Il tempo era uggioso, di quelli che può riservarci soltanto un cattivo novembre.
Il mare, pulito nella sua bianchezza, si ristorava per l’insolita assenza del vento e giocava a disegnare magici cerchi perfetti avendo compagna una pioggia sottile e fastidiosa.
Tutto il paesaggio aveva un aspetto incantato, monotonamente fermo e irrespirabile, quasi fosse stanco di agitarsi e di vivere, alla maniera dei vecchi, che, seduti agli ultimi raggi del sole, si immergono in una contemplazione vuota di immagini, lo sguardo più lontano e più indietro possibile, fermi e odorosi di morte.
La pioggia purificatrice sembrava avvolgere la materia, liquefacendola e annullandola, rivendicando a sé il primato della vita. Era l’assolutezza di un momento che dominava una quotidianità senza scampo, pure così familiare e destinata a sparire, dilavata e annullata: elementi e tempo, né materia né storia, dimenticata dalla moltitudine eppure storia, perché passata e ricordata, non fosse altro che per la sua presenza nella memoria (la mia, affidata a questo foglio e indelebilmente marcata); e ancora lì: stessi scogli e stesso mare, stessi alberi e stesse case, guardati con indifferenza o con compiacimento, ma sempre fuggevolmente, uso e consumo di un momento, tutto, anche l’essere stati.
Ricordo quel momento ma non per fermarlo. Si ripropongono tanti momenti che nel ricordo posso paragonare; ricordo perché ciò che è stato non è più, irrimediabilmente perduto, assorbito nell’indifferenza, selvaggiamente trascinato all’assopimento.
Immobili gli uomini, costretti involontariamente all’inerzia.
Avevano guardato il cielo di buon’ora ed erano tornati a stendersi nel letto aspettando inutilmente un sonno nuovo cui non s’erano giammai abituati. Avevano scambiato qualche moncone di frase a mezza bocca con le mogli che ciondolavano assonnate per casa e s’erano alzati cercando già nella mente un’occupazione casuale che riuscisse a distrarli almeno fino all’ora di pranzo.
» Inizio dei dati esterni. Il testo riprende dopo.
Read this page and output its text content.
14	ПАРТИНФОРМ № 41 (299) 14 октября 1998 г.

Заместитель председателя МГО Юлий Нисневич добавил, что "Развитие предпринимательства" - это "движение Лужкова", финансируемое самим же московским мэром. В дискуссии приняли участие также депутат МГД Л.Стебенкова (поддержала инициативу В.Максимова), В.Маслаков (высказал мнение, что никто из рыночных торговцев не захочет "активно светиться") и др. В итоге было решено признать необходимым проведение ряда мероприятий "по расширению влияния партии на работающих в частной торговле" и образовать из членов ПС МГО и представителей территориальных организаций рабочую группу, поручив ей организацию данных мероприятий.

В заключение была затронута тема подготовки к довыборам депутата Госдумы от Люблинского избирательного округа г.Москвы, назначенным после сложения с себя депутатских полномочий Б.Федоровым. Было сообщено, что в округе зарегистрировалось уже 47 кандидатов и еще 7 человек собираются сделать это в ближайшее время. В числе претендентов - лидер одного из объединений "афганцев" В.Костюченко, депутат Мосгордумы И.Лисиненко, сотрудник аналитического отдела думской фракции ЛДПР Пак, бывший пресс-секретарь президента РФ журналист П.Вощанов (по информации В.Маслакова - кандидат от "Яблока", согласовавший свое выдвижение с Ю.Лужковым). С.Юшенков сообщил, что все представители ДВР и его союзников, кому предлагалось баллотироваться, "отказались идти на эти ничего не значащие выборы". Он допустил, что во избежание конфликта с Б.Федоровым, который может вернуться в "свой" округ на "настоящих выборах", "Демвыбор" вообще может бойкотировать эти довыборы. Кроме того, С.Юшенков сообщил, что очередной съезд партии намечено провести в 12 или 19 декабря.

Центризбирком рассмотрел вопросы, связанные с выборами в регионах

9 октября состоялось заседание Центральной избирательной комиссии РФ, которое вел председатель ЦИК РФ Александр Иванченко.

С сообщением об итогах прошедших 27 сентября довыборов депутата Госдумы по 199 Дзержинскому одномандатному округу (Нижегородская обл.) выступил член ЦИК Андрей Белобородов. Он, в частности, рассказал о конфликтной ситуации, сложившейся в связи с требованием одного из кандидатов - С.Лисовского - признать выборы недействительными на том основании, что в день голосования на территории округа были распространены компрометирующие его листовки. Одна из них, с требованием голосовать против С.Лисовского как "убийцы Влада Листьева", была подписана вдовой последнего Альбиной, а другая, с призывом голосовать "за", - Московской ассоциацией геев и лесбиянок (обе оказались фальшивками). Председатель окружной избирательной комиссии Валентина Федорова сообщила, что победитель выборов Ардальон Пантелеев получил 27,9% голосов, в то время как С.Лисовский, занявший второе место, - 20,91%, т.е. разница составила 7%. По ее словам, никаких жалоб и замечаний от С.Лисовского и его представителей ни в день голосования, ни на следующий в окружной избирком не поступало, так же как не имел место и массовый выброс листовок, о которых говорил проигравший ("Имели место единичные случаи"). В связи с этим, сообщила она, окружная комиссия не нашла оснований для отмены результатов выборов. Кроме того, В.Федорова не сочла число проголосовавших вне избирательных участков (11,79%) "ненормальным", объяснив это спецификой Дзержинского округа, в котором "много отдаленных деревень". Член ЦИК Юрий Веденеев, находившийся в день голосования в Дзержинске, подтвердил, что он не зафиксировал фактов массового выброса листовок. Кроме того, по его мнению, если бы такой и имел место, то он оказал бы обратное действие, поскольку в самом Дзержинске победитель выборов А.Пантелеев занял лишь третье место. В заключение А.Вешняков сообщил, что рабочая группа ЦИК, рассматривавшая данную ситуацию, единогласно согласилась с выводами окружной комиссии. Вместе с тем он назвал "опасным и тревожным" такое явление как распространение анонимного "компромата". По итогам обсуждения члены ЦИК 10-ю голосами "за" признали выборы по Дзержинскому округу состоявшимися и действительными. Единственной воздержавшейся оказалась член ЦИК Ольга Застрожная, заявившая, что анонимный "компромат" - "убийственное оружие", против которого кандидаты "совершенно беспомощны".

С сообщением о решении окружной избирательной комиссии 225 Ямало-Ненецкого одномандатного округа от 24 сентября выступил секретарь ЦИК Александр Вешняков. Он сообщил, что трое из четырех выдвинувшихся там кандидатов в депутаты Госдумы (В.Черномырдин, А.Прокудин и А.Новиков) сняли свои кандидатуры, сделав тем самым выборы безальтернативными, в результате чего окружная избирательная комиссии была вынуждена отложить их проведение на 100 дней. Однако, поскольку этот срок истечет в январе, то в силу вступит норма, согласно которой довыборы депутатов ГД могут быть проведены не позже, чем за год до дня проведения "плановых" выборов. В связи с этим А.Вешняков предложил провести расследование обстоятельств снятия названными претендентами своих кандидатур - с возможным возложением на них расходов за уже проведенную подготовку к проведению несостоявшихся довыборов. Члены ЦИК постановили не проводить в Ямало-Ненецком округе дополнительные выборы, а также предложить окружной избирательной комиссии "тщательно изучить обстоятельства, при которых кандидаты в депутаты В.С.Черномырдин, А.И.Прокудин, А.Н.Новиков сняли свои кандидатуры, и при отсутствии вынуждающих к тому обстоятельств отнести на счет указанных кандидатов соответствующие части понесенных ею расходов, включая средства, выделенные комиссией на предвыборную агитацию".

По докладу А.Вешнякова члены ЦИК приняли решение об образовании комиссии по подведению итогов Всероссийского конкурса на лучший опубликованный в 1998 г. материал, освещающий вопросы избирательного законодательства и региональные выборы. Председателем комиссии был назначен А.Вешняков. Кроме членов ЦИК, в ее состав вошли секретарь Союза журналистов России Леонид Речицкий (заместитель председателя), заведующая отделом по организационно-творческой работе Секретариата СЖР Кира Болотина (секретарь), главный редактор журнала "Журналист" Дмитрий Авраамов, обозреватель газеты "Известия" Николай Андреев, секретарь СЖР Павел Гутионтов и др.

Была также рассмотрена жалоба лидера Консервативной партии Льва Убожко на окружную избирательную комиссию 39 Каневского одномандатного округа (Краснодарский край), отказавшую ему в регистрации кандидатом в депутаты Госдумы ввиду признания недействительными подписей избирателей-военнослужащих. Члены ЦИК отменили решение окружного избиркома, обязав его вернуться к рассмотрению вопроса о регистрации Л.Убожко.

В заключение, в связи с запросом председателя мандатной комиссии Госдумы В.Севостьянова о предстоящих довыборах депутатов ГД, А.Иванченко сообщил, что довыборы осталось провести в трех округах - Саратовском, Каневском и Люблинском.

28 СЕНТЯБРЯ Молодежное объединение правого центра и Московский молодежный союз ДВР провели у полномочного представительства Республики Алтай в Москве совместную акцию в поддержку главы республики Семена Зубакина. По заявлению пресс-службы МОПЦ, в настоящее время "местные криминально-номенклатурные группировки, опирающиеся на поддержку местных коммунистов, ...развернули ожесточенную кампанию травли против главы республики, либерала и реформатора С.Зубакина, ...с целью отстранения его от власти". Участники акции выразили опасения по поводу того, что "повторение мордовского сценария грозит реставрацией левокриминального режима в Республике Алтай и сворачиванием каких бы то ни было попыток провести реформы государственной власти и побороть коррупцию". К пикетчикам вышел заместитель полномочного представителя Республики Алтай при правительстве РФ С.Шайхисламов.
Erano tutti uomini di quella tempra la cui fatica corre il solco del sole e tutti spavaldamente liberi in un’immensità di orizzonti che non conosceva il limite di un orario, rispettava quello codificato da una pratica antica e mai imposta. Ma un nugolo di ore lente e inutili sono insopportabili, un castigo peggiore di un orario da rispettare o di un ordine a cui obbedire.
Si muovevano coralmente e pensavano con la stessa insistenza alle medesime cose, guidati da una regia inflessibile quanto invisibile, su un palcoscenico immenso e aperto a una platea sterminata e vociante, assente ai loro occhi, mimetizzata, partecipe e critica.
Si ritrovarono a piccoli gruppi nei tre rifugi consueti, spinti dalla noia e dalla necessità di sentirsi vicini, fuori di casa, per avere dappresso qualcuno a cui affidare quella pena segreta, per poi tutti insieme esorcizzarla con la forza e la gravità dei problemi comuni.